Jak co roku – „jesieniara” nadchodzi

Pierwsze chłodniejsze poranki, kasztany pod nogami i kubek gorącej herbaty z miodem. To znak, że wraca ona – jesieniara. Niezmiennie pojawia się, gdy liście zaczynają malować świat na złoto i czerwienie.

Ale jak wygląda jesień z perspektywy mamy, która na co dzień żongluje pracą, szkołą dzieci, zajęciami dodatkowymi i własnymi obowiązkami?

Jesień jako moment resetu

Dla wielu z nas to właśnie jesień staje się okazją, by zwolnić i odetchnąć. Lato było pełne energii i aktywności, teraz przychodzi czas kubka kakao, ciepłego koca i odrobiny uważności. Mama też ma prawo do tego, by być jesieniarą – pozwolić sobie na drobne przyjemności, które ładują baterie.

Małe rytuały mamy-jesieniary

  • Herbata o 21:00 – kiedy dzieci śpią, zamiast odpisywać na maile, spróbuj dać sobie kwadrans tylko dla siebie.
  • Spacer w liściach – dzieci uwielbiają skakać w kolorowych stertach, a Ty możesz w tym czasie złapać oddech i poczuć zapach jesieni.
  • Świeca i książka – nawet kilka stron przed snem sprawia, że dzień ma miękkie zakończenie.
  • Jesienne dodatki – szalik w kolorze bordo, malinowa szminka, albo paznokcie w barwach dyni – drobiazgi, które poprawiają humor.
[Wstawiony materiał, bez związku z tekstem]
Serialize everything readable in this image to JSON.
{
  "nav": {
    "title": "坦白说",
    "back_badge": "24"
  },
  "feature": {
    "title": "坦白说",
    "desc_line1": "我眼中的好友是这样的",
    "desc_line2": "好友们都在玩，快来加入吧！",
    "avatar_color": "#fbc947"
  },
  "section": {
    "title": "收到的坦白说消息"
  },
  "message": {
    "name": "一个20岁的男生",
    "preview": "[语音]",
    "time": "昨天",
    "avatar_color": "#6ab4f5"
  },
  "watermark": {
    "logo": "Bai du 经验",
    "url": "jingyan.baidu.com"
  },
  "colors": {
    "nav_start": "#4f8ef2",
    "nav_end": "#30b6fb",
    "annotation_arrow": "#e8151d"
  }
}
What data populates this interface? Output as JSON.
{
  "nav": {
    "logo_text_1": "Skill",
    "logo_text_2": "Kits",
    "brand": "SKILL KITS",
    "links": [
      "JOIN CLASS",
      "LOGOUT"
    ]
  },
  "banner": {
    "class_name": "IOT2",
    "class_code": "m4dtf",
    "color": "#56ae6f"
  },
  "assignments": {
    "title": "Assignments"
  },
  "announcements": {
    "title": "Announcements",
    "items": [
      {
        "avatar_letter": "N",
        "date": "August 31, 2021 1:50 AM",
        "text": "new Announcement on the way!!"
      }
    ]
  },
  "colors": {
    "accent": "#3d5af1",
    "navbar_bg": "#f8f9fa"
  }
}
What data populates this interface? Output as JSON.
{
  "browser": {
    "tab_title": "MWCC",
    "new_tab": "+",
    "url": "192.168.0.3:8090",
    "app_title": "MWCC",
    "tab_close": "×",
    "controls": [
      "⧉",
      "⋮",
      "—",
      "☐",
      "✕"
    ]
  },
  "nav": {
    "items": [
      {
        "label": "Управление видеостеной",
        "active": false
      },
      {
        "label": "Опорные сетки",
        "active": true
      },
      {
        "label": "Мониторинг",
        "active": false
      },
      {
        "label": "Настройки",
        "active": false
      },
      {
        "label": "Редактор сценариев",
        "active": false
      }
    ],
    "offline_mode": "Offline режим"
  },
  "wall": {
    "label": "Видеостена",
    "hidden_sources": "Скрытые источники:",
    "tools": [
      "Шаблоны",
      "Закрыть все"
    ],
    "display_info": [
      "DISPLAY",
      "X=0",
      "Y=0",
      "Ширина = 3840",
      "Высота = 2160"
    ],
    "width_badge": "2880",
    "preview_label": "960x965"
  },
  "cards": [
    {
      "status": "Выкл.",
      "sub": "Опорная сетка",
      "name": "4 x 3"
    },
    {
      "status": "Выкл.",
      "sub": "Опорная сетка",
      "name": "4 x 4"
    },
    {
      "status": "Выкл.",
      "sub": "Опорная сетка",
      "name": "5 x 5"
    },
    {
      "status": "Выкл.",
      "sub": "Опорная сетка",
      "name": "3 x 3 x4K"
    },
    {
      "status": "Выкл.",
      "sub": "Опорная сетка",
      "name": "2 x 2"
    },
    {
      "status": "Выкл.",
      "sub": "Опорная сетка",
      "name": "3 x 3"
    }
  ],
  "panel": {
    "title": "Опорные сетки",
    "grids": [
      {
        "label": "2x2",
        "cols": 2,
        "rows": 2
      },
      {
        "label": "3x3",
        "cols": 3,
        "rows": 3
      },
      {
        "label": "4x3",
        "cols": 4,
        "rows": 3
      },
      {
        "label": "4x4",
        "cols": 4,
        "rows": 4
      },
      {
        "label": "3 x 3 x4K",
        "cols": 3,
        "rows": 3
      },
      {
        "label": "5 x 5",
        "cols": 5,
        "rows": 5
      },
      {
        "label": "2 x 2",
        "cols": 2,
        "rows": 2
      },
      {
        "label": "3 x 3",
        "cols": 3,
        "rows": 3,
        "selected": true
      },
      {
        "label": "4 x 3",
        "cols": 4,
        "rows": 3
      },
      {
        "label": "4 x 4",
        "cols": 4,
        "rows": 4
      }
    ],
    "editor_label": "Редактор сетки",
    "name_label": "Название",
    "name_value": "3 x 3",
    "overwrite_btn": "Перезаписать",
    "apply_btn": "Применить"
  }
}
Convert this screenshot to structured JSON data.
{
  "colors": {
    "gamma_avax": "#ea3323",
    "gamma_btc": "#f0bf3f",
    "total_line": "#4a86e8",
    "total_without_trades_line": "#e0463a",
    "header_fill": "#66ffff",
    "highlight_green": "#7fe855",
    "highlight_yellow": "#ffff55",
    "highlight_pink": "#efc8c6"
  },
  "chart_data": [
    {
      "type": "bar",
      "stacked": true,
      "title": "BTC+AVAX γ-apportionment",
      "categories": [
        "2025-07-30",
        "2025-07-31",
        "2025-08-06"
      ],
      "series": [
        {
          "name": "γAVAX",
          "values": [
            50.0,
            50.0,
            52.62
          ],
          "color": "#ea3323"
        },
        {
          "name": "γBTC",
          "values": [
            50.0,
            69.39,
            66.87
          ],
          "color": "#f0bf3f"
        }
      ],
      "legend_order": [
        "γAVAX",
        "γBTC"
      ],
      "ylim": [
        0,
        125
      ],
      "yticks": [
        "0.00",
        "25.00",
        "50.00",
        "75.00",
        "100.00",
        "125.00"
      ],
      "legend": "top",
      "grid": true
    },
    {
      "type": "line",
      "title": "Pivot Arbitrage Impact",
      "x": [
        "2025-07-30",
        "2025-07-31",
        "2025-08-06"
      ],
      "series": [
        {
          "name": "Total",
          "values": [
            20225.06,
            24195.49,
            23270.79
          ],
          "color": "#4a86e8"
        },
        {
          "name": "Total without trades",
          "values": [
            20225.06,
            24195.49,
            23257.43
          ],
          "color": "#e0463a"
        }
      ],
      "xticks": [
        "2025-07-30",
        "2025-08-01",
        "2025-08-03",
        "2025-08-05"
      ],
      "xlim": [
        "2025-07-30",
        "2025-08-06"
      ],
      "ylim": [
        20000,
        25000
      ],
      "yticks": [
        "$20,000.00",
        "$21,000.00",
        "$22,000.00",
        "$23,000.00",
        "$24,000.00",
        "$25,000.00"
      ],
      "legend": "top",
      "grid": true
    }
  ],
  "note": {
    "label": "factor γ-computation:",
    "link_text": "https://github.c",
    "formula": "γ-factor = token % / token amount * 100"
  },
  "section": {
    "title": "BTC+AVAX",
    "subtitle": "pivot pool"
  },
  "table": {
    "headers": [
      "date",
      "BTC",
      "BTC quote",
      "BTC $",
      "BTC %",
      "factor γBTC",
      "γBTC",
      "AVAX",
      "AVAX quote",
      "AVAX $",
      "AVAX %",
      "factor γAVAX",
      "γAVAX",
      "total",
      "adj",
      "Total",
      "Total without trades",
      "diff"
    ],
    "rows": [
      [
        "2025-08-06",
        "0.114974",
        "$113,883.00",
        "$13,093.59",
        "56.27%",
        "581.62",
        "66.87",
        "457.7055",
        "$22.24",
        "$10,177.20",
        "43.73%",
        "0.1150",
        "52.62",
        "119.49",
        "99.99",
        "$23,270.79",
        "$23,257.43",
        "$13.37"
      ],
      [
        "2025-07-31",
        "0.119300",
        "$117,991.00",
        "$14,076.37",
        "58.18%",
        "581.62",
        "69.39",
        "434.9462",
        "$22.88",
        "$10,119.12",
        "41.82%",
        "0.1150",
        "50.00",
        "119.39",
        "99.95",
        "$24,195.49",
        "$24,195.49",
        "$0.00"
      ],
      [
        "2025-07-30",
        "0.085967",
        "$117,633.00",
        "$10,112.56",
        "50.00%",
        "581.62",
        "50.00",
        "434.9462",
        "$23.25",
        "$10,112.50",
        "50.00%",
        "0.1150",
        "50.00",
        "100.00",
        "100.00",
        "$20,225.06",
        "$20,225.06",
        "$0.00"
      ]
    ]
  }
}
Mama też ma prawo do sezonów

Bycie „jesieniarą” to nie tylko moda. To pozwolenie sobie na chwilę przyjemności, bycia „tu i teraz” i łapania tego, co piękne w codzienności. Mamy często stawiają wszystkich przed sobą – a jesień przypomina, że kobieta też potrzebuje ciepła, troski i drobnych rytuałów.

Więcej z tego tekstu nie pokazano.